Rui stopped by a door and opened it into darkness as our guards flanked us with their weapons trained on me. “That would depend upon whether you were the girl or the villagers. I preferred to be the girl. Please step inside the room.”

I shifted my gaze to the shadowed space beyond the open door and shuddered in dread as a cold white cloud choked with bones and black coils of death poured out. “Do I have a choice?”

“Of course you don’t.” He clutched my arm suddenly with his free hand and flung me through the open doorway with a surge of red energy.

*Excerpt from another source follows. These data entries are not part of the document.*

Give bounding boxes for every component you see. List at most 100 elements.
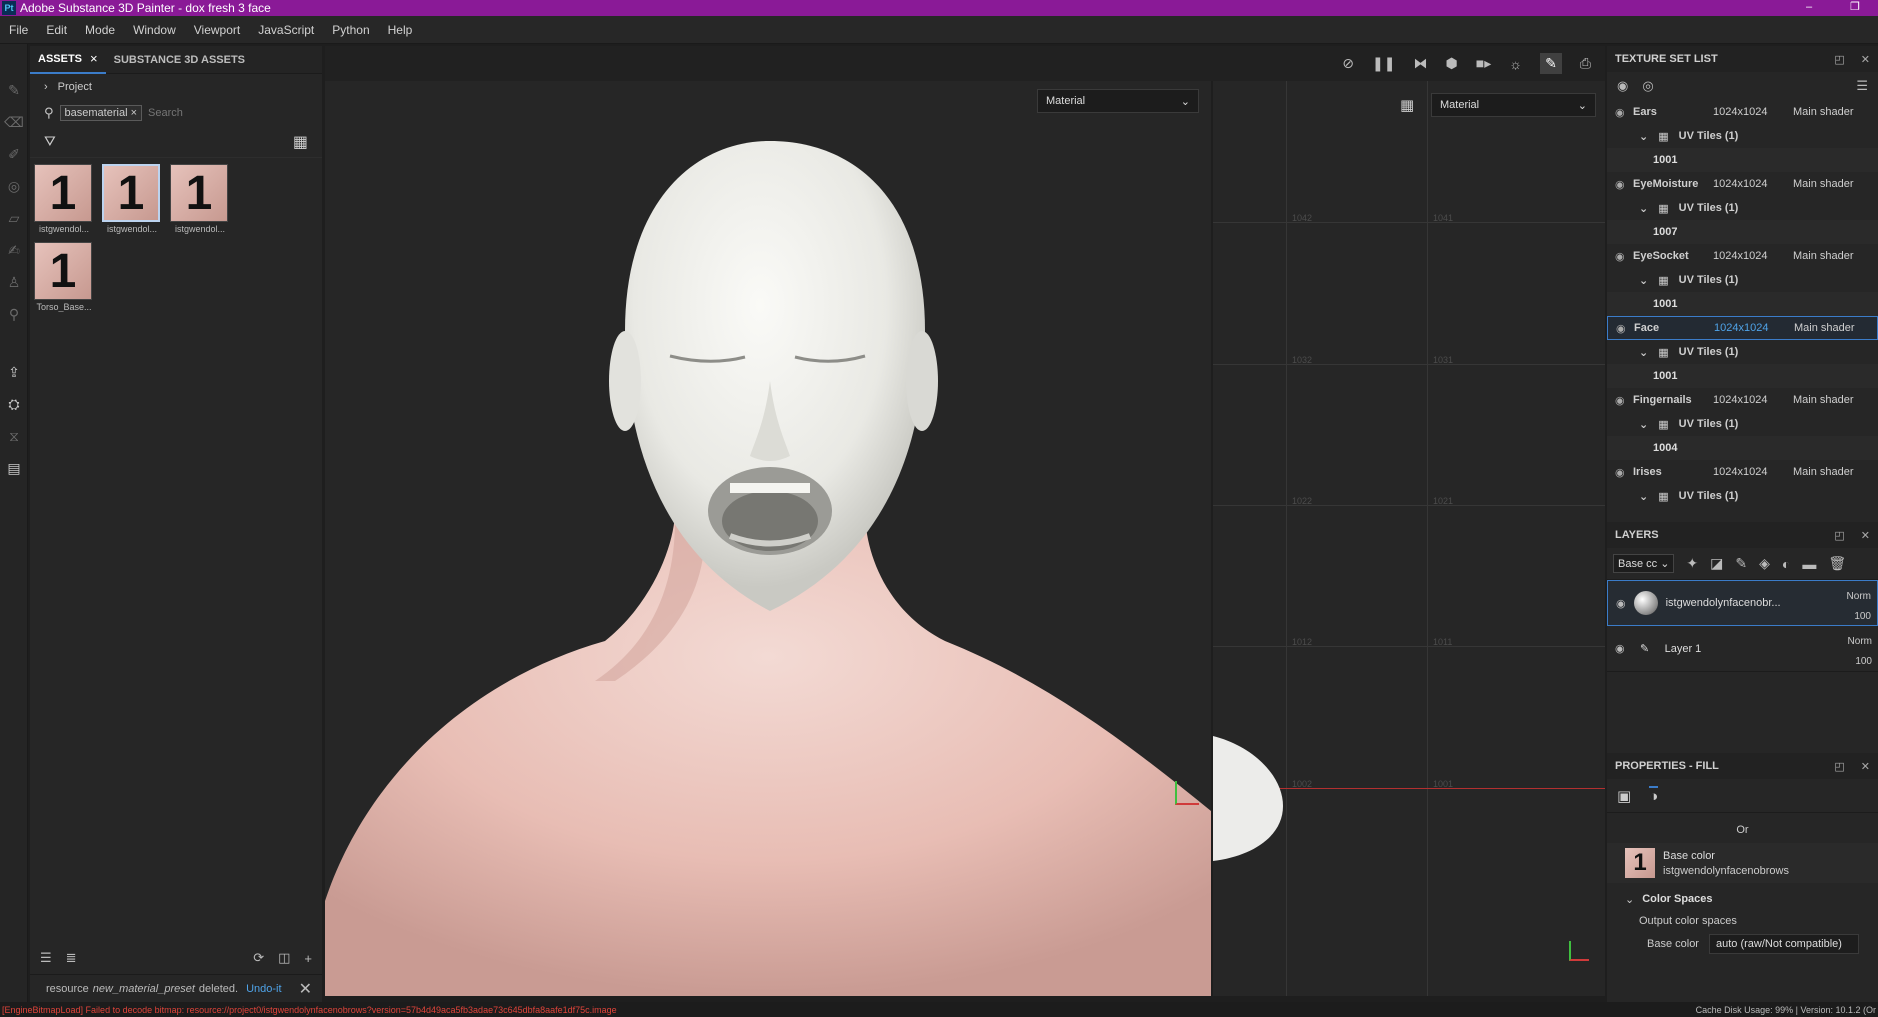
- color-spaces-section[interactable]: ⌄ Color Spaces: [1607, 887, 1878, 911]
- polygon-fill-icon[interactable]: ▱: [0, 202, 28, 234]
- menu-edit[interactable]: Edit: [37, 23, 76, 37]
- close-icon[interactable]: ✕: [1861, 53, 1870, 66]
- undock-icon[interactable]: ◰: [1834, 529, 1844, 542]
- eraser-icon[interactable]: ⌫: [0, 106, 28, 138]
- uv-tile-row[interactable]: 1001: [1607, 364, 1878, 388]
- lighting-icon[interactable]: ☼: [1509, 56, 1522, 72]
- undock-icon[interactable]: ◰: [1834, 53, 1844, 66]
- texture-set-face[interactable]: ◉ Face 1024x1024 Main shader: [1607, 316, 1878, 340]
- list-view-icon[interactable]: ☰: [40, 950, 52, 966]
- undock-icon[interactable]: ◰: [1834, 760, 1844, 773]
- texture-set-ears[interactable]: ◉ Ears 1024x1024 Main shader: [1607, 100, 1878, 124]
- uv-tiles-row[interactable]: ⌄ ▦ UV Tiles (1): [1607, 268, 1878, 292]
- viewport-3d[interactable]: [325, 81, 1211, 996]
- menu-viewport[interactable]: Viewport: [185, 23, 249, 37]
- chevron-down-icon[interactable]: ⌄: [1639, 202, 1648, 215]
- chevron-down-icon[interactable]: ⌄: [1639, 274, 1648, 287]
- viewport-2d-uv[interactable]: 1042 1041 1032 1031 1022 1021 1012 1011 …: [1213, 81, 1605, 996]
- chip-close-icon[interactable]: ×: [131, 107, 137, 119]
- color-space-select[interactable]: auto (raw/Not compatible): [1708, 934, 1859, 954]
- eye-icon[interactable]: ◉: [1615, 250, 1633, 263]
- grid-view-icon[interactable]: ▦: [293, 132, 308, 152]
- eye-icon[interactable]: ◉: [1615, 642, 1625, 655]
- uv-tile-row[interactable]: 1001: [1607, 148, 1878, 172]
- filter-icon[interactable]: ⛛: [44, 133, 56, 150]
- pause-icon[interactable]: ❚❚: [1372, 55, 1395, 72]
- undo-link[interactable]: Undo-it: [246, 983, 281, 995]
- minimize-button[interactable]: –: [1786, 0, 1832, 16]
- layer-opacity[interactable]: 100: [1847, 607, 1871, 627]
- restore-button[interactable]: ❐: [1832, 0, 1878, 16]
- add-smart-material-icon[interactable]: ◐: [1782, 556, 1790, 572]
- uv-tile-row[interactable]: 1007: [1607, 220, 1878, 244]
- set-shader[interactable]: Main shader: [1793, 178, 1873, 190]
- brush-mode-icon[interactable]: ✎: [1540, 53, 1562, 74]
- new-folder-icon[interactable]: ◫: [278, 950, 290, 966]
- refresh-icon[interactable]: ⟳: [253, 950, 264, 966]
- set-shader[interactable]: Main shader: [1793, 106, 1873, 118]
- close-icon[interactable]: ×: [90, 51, 98, 66]
- delete-icon[interactable]: 🗑: [1828, 555, 1846, 572]
- menu-javascript[interactable]: JavaScript: [249, 23, 323, 37]
- uv-tile-row[interactable]: 1001: [1607, 292, 1878, 316]
- close-icon[interactable]: ✕: [1861, 760, 1870, 773]
- uv-tiles-row[interactable]: ⌄ ▦ UV Tiles (1): [1607, 412, 1878, 436]
- shader-settings-icon[interactable]: ▤: [0, 452, 28, 484]
- tab-substance-assets[interactable]: SUBSTANCE 3D ASSETS: [106, 46, 253, 74]
- base-color-slot[interactable]: 1 Base color istgwendolynfacenobrows: [1607, 843, 1878, 883]
- menu-mode[interactable]: Mode: [76, 23, 124, 37]
- eye-icon[interactable]: ◉: [1616, 322, 1634, 335]
- search-input[interactable]: [148, 107, 269, 119]
- add-fill-layer-icon[interactable]: ◈: [1759, 555, 1770, 572]
- visibility-icon[interactable]: ◎: [1642, 78, 1653, 94]
- add-paint-layer-icon[interactable]: ✎: [1735, 555, 1747, 572]
- dismiss-icon[interactable]: ✕: [299, 979, 312, 999]
- symmetry-icon[interactable]: ⧓: [1414, 55, 1428, 72]
- cube-icon[interactable]: ⬢: [1446, 55, 1458, 72]
- viewport-2d-channel-select[interactable]: Material ⌄: [1431, 93, 1596, 117]
- material-mode-icon[interactable]: ◑: [1649, 786, 1659, 805]
- tab-assets[interactable]: ASSETS ×: [30, 46, 106, 74]
- eye-icon[interactable]: ◉: [1615, 106, 1633, 119]
- eye-icon[interactable]: ◉: [1615, 394, 1633, 407]
- screenshot-icon[interactable]: ⎙: [1580, 55, 1591, 72]
- channel-select[interactable]: Base cc ⌄: [1613, 554, 1675, 573]
- uv-tiles-row[interactable]: ⌄ ▦ UV Tiles (1): [1607, 340, 1878, 364]
- layer-row[interactable]: ◉ ✎ Layer 1 Norm 100: [1607, 626, 1878, 672]
- detail-view-icon[interactable]: ≣: [66, 950, 77, 966]
- clone-stamp-icon[interactable]: ♙: [0, 266, 28, 298]
- camera-icon[interactable]: ■▸: [1476, 55, 1491, 72]
- geometry-mask-icon[interactable]: ◎: [0, 170, 28, 202]
- mask-icon[interactable]: ◪: [1710, 555, 1723, 572]
- texture-set-eyesocket[interactable]: ◉ EyeSocket 1024x1024 Main shader: [1607, 244, 1878, 268]
- asset-thumbnail-selected[interactable]: 1 istgwendol...: [102, 164, 162, 234]
- blend-mode[interactable]: Norm: [1848, 632, 1872, 652]
- asset-thumbnail[interactable]: 1 Torso_Base...: [34, 242, 94, 312]
- chevron-down-icon[interactable]: ⌄: [1639, 490, 1648, 503]
- menu-help[interactable]: Help: [379, 23, 422, 37]
- display-grid-icon[interactable]: ▦: [1400, 96, 1414, 114]
- asset-thumbnail[interactable]: 1 istgwendol...: [34, 164, 94, 234]
- panel-menu-icon[interactable]: ☰: [1856, 78, 1868, 94]
- color-picker-icon[interactable]: ⚲: [0, 298, 28, 330]
- menu-python[interactable]: Python: [323, 23, 378, 37]
- set-shader[interactable]: Main shader: [1793, 466, 1873, 478]
- smudge-icon[interactable]: ✍: [0, 234, 28, 266]
- layer-opacity[interactable]: 100: [1848, 652, 1872, 672]
- viewport-3d-channel-select[interactable]: Material ⌄: [1037, 89, 1199, 113]
- search-filter-chip[interactable]: basematerial ×: [59, 105, 143, 121]
- set-shader[interactable]: Main shader: [1793, 250, 1873, 262]
- bake-icon[interactable]: ⛭: [0, 388, 28, 420]
- eye-icon[interactable]: ◉: [1615, 178, 1633, 191]
- menu-window[interactable]: Window: [124, 23, 185, 37]
- chevron-down-icon[interactable]: ⌄: [1639, 130, 1648, 143]
- eye-icon[interactable]: ◉: [1615, 466, 1633, 479]
- chevron-down-icon[interactable]: ⌄: [1639, 346, 1648, 359]
- layer-row[interactable]: ◉ istgwendolynfacenobr... Norm 100: [1607, 580, 1878, 626]
- menu-file[interactable]: File: [0, 23, 37, 37]
- uv-tiles-row[interactable]: ⌄ ▦ UV Tiles (1): [1607, 196, 1878, 220]
- set-shader[interactable]: Main shader: [1794, 322, 1874, 334]
- uv-tile-row[interactable]: 1004: [1607, 436, 1878, 460]
- add-folder-icon[interactable]: ▬: [1802, 556, 1816, 572]
- hide-all-icon[interactable]: ◉: [1617, 78, 1628, 94]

I tumbled over the sill and rolled into the darkness, hoping I could gain an advantage and jump him as he came through the door, but Rui was prepared for me. The lights snapped on, making me blink as he stepped into the room. Although I lunged for him anyhow, he fended me off with a rough thrust of clattering bones that flew from the floor like a fence and shoved me back. The door closed with a sound like doom.

TWENTY-FIVE

The room was something more akin to a torture chamber than a hospital operating room, though there were aspects of both present. The bones arranged around the walls and scattered on the floor definitely tipped it over into horror-movie territory. A large book bound in bone and skin lay on a small lectern as if in a pulpit, the atmosphere around it black as murderous thoughts. I saw tables and instruments in the normal world; piles of bones, pools of blood, and seething, unformed ghost-stuff in the Grey, but nothing that looked like a way out short of a body bag. Cold panic swelled over me as wailing ghosts rushed to surround me, patting and snatching at me with incorporeal hands that left ice in their wake.

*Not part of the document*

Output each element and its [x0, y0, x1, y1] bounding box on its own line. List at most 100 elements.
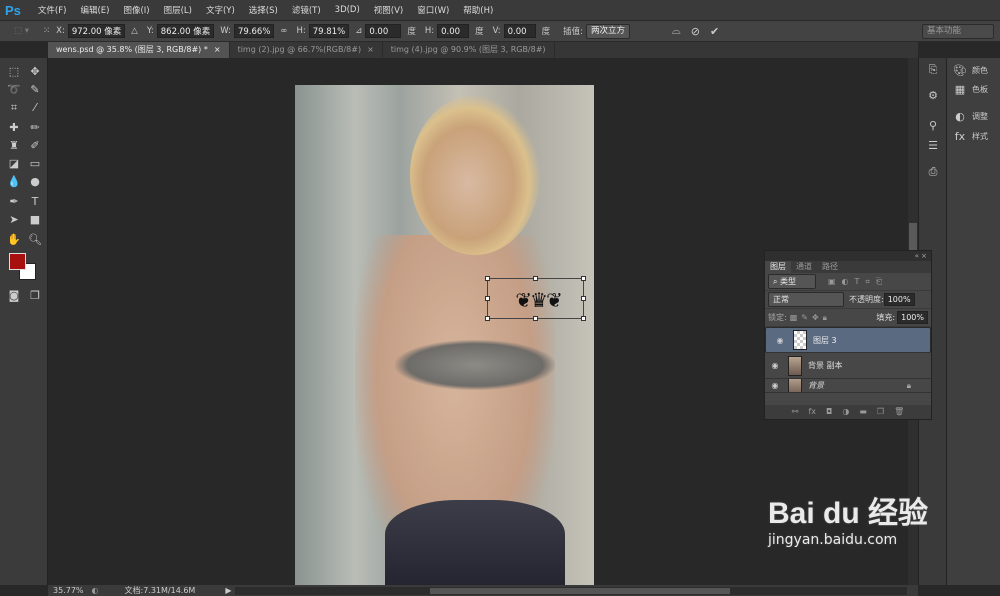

Rui smiled, more crooked teeth and a gleam of blood-tinged delight in his eye. “When I was a child,” he said, “I knew that the story was supposed to frighten me into behaving and never straying from doing as my parents and my grandmother told me to do. But to me, the girl was a hero. She learned even from those who did not wish to teach her and she turned their strength against them when she seemed powerless. I also learned more than my masters wished me to and used their tricks to gain power over them. One in particular left me to dwindle and stagnate, cursing me, hoping to weaken my power by refusing to teach me further. He alone eluded my revenge, and you, my beautiful creature, will help me have it. Please remove your clothes.”